Things are going well in PARAGRAPHIA LAND ( :
As well as writin 'bout writin here in the blogoshere, I have actually been doing some writing; as well as currently wrangling ye old arts promotion day job.

In month one I have sent off writing submissions of:
- a spoken word piece to a festival
- creative writing and non-fiction on health issues to a women's studies journal
- poetry to a lesbian journal from the poetry collection I am working on

We'll see how all that goes. Next up an opinion piece to a newspaper; and some writing on the meandering route of the performance artist to a theatre newsletter.

I never did get that "what color is your parachute" concept of working out what you are good at, and therefor what kind of work you should do. I always thought wouldn't your parachute be multicolored? How else do we explain musicians who are also lawyers?

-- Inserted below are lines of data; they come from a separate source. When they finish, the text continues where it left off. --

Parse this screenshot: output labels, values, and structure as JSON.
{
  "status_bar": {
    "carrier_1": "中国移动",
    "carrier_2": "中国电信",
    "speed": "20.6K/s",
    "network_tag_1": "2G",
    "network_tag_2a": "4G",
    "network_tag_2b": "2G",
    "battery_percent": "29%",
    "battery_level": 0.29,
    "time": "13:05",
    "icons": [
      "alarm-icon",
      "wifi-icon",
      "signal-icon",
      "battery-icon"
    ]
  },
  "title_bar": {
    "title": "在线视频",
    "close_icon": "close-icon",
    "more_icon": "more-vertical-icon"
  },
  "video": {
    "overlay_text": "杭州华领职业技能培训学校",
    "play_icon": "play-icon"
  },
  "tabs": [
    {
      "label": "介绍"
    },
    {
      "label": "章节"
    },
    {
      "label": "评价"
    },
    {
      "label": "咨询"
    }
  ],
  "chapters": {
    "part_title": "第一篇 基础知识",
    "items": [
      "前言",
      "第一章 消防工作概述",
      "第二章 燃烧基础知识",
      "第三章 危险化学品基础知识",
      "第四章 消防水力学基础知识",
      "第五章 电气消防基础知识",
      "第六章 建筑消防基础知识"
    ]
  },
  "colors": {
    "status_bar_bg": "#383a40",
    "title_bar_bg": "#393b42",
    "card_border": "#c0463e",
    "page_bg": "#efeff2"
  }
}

This aint poetry, but it may sum up the gist of the poetry book I am working on, it's prosetry from a few years back; it's multicolored:

swan song
I will always love you. Because, when I discovered on the world wide web at 3 a.m that a short story I had written had been published in an international book of women writers 3 years ago, I burst into your room at 4 a.m where you were soundly sleeping and told you the good news, announcing I felt like dancing. You said with some good-natured amusement - go on then! Later under the covers in the dark when I had calmed down somewhat, you asked me what color I could see. You saw violet I think, and I said I saw silver, and turquoise and aquamarine, and green, and yellow and blue and orange and so on. You said that was not possible. I leapt out of bed and bounced back in with what I considered intractable evidence. Two Fortune cookie sayings tacked to my desk from a recent meal - one of the first in this home we share. One said "your mind is creative, original and alert", and the other "sometimes the best choice is to choose all options". You agreed I may have a point. Later that day, by 5pm you had not arrived home as planned, for me to go to a meeting in the car. I had no idea where you were, was frantically calling the cell phone, when a paramedic finally answered, my heart was in my mouth when I urged him to tell me, everything. It was with much relief I heard you in the background, of what I now knew was an ambulance, bossing him around. I was so happy to hear your conscious, lucid, living voice, post car crash.